Rushing B G, Long S R
Howard Hughes Medical Institute, Department of Biological Sciences, Stanford University, California 94305-5020, USA.
J Bacteriol. 1995 Dec;177(23):6952-7. doi: 10.1128/jb.177.23.6952-6957.1995.
Using PCR to create a probe based on conserved region 2 of sigma factors, we have cloned the sigA gene coding for the major sigma factor of Rhizobium meliloti. The 684-residue protein encoded by the sigA gene was expressed in vitro in coupled transcription-translation experiments with R. meliloti extracts and migrated aberrantly in sodium dodecyl sulfate-polyacrylamide gel electrophoresis. Its deduced amino acid sequence is similar to that of RpoD of Escherichia coli and is nearly identical to that of SigA of the closely related bacterium Agrobacterium tumefaciens. Through Southern analysis, we located the gene on the R. meliloti main chromosome rather than on one of the megaplasmids.
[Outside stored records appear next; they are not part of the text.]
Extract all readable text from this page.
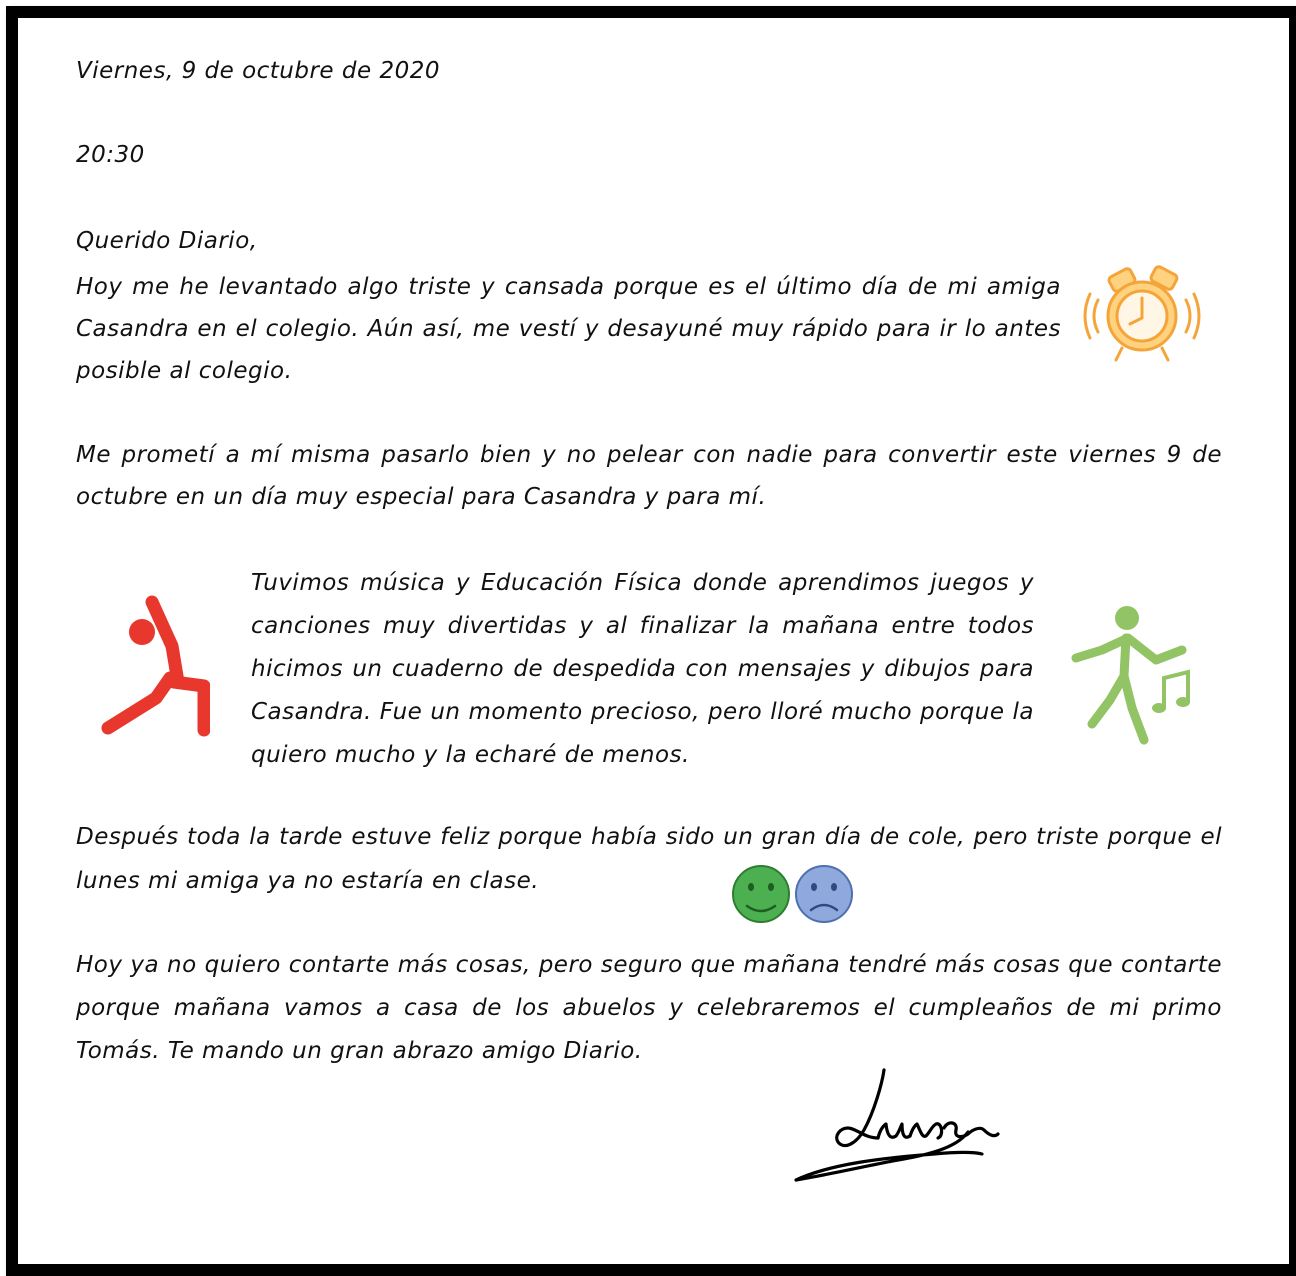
Viernes, 9 de octubre de 2020

20:30

Querido Diario,

Hoy me he levantado algo triste y cansada porque es el último día de mi amiga Casandra en el colegio. Aún así, me vestí y desayuné muy rápido para ir lo antes posible al colegio.

Me prometí a mí misma pasarlo bien y no pelear con nadie para convertir este viernes 9 de octubre en un día muy especial para Casandra y para mí.

Tuvimos música y Educación Física donde aprendimos juegos y canciones muy divertidas y al finalizar la mañana entre todos hicimos un cuaderno de despedida con mensajes y dibujos para Casandra. Fue un momento precioso, pero lloré mucho porque la quiero mucho y la echaré de menos.

Después toda la tarde estuve feliz porque había sido un gran día de cole, pero triste porque el lunes mi amiga ya no estaría en clase.

Hoy ya no quiero contarte más cosas, pero seguro que mañana tendré más cosas que contarte porque mañana vamos a casa de los abuelos y celebraremos el cumpleaños de mi primo Tomás. Te mando un gran abrazo amigo Diario.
The sigA locus does not appear to be part of a macromolecular synthesis operon (MMS), as in many other bacterial species, but rather lies downstream of a partial open reading frame showing similarity to the threonine dehydrogenase gene (tdh) of E. coli.
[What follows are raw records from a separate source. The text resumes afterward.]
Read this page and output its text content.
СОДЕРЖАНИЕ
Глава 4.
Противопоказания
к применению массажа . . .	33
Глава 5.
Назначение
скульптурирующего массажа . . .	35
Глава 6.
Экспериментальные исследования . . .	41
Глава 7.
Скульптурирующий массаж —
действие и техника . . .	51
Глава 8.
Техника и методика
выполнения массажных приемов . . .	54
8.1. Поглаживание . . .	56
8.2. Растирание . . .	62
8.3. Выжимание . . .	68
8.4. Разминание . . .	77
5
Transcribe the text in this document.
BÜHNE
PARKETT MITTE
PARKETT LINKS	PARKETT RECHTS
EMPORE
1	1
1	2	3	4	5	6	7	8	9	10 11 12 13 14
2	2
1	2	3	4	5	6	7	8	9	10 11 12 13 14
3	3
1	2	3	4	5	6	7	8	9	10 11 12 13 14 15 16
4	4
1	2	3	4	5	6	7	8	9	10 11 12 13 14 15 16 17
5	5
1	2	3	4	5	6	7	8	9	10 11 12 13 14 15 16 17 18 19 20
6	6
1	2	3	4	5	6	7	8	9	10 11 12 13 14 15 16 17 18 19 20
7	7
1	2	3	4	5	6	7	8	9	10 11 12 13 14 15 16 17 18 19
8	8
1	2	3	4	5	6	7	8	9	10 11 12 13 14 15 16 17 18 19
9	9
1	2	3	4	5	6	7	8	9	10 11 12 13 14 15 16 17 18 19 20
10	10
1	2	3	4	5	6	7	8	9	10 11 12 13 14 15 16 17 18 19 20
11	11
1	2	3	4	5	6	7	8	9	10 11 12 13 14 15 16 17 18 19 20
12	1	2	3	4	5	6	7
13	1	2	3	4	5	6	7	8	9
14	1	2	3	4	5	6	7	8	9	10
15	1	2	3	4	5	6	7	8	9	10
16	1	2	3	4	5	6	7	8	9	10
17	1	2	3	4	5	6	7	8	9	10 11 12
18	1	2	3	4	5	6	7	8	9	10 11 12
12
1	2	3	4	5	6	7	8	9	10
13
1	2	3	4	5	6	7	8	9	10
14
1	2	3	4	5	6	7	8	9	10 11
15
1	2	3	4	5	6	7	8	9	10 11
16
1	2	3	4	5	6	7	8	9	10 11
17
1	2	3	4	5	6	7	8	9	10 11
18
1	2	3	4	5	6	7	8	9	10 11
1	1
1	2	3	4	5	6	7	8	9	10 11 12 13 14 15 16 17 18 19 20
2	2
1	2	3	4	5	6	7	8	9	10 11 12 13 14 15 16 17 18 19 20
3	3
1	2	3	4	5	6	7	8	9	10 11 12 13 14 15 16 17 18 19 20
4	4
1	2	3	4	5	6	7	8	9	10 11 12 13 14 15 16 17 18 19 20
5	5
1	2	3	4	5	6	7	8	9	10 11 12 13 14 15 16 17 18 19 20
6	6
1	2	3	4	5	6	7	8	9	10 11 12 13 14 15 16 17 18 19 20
利用聚合酶链式反应(PCR)基于σ因子保守区域2创建探针,我们克隆了编码苜蓿根瘤菌主要σ因子的sigA基因。sigA基因编码的684个氨基酸残基的蛋白质,在与苜蓿根瘤菌提取物进行的体外偶联转录-翻译实验中表达,并在十二烷基硫酸钠-聚丙烯酰胺凝胶电泳中出现异常迁移。其推导的氨基酸序列与大肠杆菌的RpoD相似,与密切相关的细菌根癌土壤杆菌的SigA几乎相同。通过Southern分析,我们将该基因定位在苜蓿根瘤菌的主染色体上,而不是在其中一个大质粒上。与许多其他细菌物种不同,sigA基因座似乎不是大分子合成操纵子(MMS)的一部分,而是位于一个与大肠杆菌苏氨酸脱氢酶基因(tdh)相似的部分开放阅读框的下游。